A well-known Wiccan high priestess lives in County Meath now, but she used to live in Mayo.
She confirmed to me that the hungry ghosts are heard about in stories told in her present location. But it was back in Mayo, where she'd encountered them herself.
The main roads into Western Ireland all pass through seemingly endless miles of bog land. It can be stunningly beautiful, but not so much late at night, when all you want is to be home.
The priestess and her late husband were driving through it, chatting about their day to stave off boredom and to keep themselves awake. It didn't help that the weather was against them. Driving conditions were hazardous enough without that extreme concentration.
Suddenly her husband glimpsed a woman standing at the side of the road. It had been a mere flash, unseen until they were actually passing her.
This was the middle of nowhere, in the early hours of the morning, with rain lashing down. He second guessed his own sight, twisting for a double-take. There was no sign of her in the rear view mirror. Nevertheless, they had to reverse to check. She wasn't there.
By now, their sensibilities tingled with a feeling that they weren't alone. It wasn't a nice sensation. The atmosphere felt laden with desperation and despair. Debating pareidolia versus an actual ghost sighting, this feeling gave credence to the latter.

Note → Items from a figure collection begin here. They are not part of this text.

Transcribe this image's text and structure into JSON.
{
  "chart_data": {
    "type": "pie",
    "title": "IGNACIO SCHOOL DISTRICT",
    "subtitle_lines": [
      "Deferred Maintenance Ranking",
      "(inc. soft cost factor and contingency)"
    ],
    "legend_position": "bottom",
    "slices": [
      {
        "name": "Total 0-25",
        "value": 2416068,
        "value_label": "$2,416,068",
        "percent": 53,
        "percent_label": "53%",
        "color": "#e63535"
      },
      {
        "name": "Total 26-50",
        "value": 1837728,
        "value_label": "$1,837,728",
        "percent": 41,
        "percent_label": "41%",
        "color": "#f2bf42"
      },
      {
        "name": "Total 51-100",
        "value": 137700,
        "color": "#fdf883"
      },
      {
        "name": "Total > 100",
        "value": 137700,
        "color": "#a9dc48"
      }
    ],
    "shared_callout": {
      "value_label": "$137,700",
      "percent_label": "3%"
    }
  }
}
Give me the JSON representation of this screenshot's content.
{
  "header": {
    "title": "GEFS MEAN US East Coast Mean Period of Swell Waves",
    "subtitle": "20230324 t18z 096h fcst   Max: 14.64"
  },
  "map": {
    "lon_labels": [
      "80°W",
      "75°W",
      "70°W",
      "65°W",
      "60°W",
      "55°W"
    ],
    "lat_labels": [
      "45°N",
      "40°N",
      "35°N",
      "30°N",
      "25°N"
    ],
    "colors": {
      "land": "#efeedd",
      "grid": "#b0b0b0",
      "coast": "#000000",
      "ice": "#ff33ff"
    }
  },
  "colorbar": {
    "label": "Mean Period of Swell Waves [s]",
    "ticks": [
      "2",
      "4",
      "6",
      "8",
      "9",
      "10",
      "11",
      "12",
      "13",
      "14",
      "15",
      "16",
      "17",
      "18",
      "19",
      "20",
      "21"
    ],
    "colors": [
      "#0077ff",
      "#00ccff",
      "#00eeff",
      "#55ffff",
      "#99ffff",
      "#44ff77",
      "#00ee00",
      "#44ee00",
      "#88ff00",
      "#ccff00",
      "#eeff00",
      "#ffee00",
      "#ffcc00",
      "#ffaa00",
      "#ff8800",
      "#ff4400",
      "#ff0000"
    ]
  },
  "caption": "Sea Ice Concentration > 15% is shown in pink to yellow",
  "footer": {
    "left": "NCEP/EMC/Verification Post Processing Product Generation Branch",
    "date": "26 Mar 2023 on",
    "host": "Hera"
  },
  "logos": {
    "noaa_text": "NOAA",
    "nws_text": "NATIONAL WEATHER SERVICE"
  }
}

What was to happen next confirmed it all.
"They were everywhere!" The priestess told me, several years later. "In families, alone, some of them not even able to hold their form. They were all around the car!"
Her husband had battled the instinct to close his eyes, as he had to keep on driving. Going around them was not an option, so they drove on through.
But this was no hit and run massacre. The people they were seeing had been dead a long time. Starved and trudging, these were the famine victims forced to leave their homes. They hadn't made it past this narrow country lane over a hundred and fifty years before.
The experience shook the couple, but somehow it seemed worse when they'd finally passed through. Now the darkness seemed watchful, menacing and with the threat that something terrible could step out at any time.
It was a very long journey back to their Mayo home.
What do you think about it all?
I've never had the pleasure of going up there, but I'd love to. Connemara and Galway are two of the areas of Ireland on my To Visit list.
Connemara is bewitching even without ghosts :)
I've been asking all of the Irish people that I know since writing this. They've all heard about the Hungry Fields, whatever name they have for it. The name changes, but the story doesn't.
Interesting stuff.
I'm not 100% sure I believe in ghosts, mainly because I'm a very "you have to see it to believe it" person usually. Ghost stories are older than pretty much every existing religion, though and they developed in places where it is impossible for there to have been co-ordinating to create a few. They were obviously made independently. Stuff like that and articles like this make me wonder...
I also love a good ghost story. Do tell the story of your aunt's ghost!
I love a good ghost story. I do believe in ghosts. My aunt had one haunting her house.
So you're not in the 'it's ghosts' camp then? :p
Sounds like you'll believe anything, Jo.